Directed by Terry Gilliam.
Starring Jonathan Pryce and Kim Greist.
In a Nutshell: An office drone unravels a terrorist plot while perusing his dream woman.

Our filmmaking industry needs more Terry Gilliams, and perhaps Gilliam needs more of the industry. As a filmmaker, Gilliam is dependably imaginative and commendable in his pictures’ scope but can trip on visual and thematic overload. Perhaps that criticism is unnecessary; this sort of unchecked invention is precisely what films should be for, even the worst ones. Brazil is at once his most extravagant and most focused, a comic distortion of dystopia. At its heart, it is the story of a dreamer in a world of steel and paranoia. Sam Lowry (Jonathan Pryce) toils at a low-level government job while fantasizing of flight, monsters and a beautiful woman (Kim Griest). Sam finds his muse to be Jill, the neighbor of a suspected terrorist. Jill becomes the government’s target when she correctly accuses the bureaucrats of apprehending the wrong man.


Nary does a futuristic touchstone go untouched by Gilliam’s lens. Terrorism, consumerism, the monotony of office work and the needless intricacy of household appliances are scorn to Gilliam’s deadpan wit. Its darkest themes of government propaganda do not disappear so much as they become shrouded in absurdity. Brazil’s aesthetic is born of 40’s era optimism. Every backdrop flaunts its steam-powered artifice to excessiveness for further comic effect.

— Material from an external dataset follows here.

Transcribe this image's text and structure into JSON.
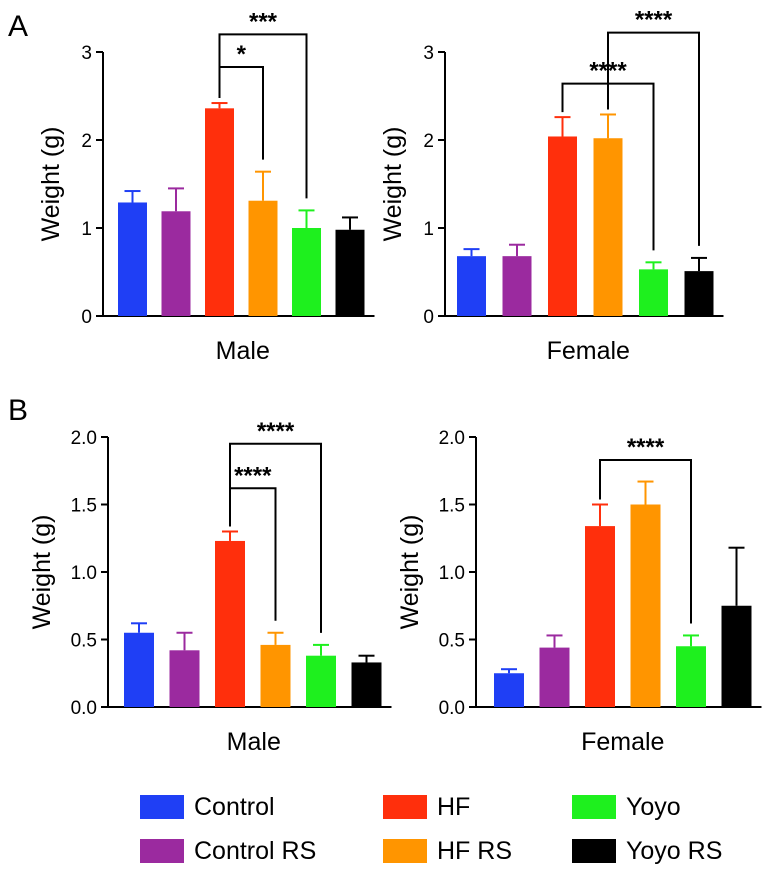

This muddle is weighed by the wistful dreams of Lowry, a venue for more Gilliam-esque visuals while gracing the delicate hopes to escape it all. It is a sad note that follows the film to the very last frame. Of Gilliam’s Imagination Trilogy, Lowry’s plight cuts deepest, if only by having the most horrid world to escape from. Much can still be lauded over in Brazil; Michael Palin deserves accolades for his work as a nice guy who just happens to be a torturer. Its overstuffed script and mise-en-scène can sacrifice coherency for creativity, redeemed by Gilliam’s eagerness and the humanism of Lowry. A studio head or some outside collaborator could have reigned in Brazil’s excess. But it wouldn’t be this movie.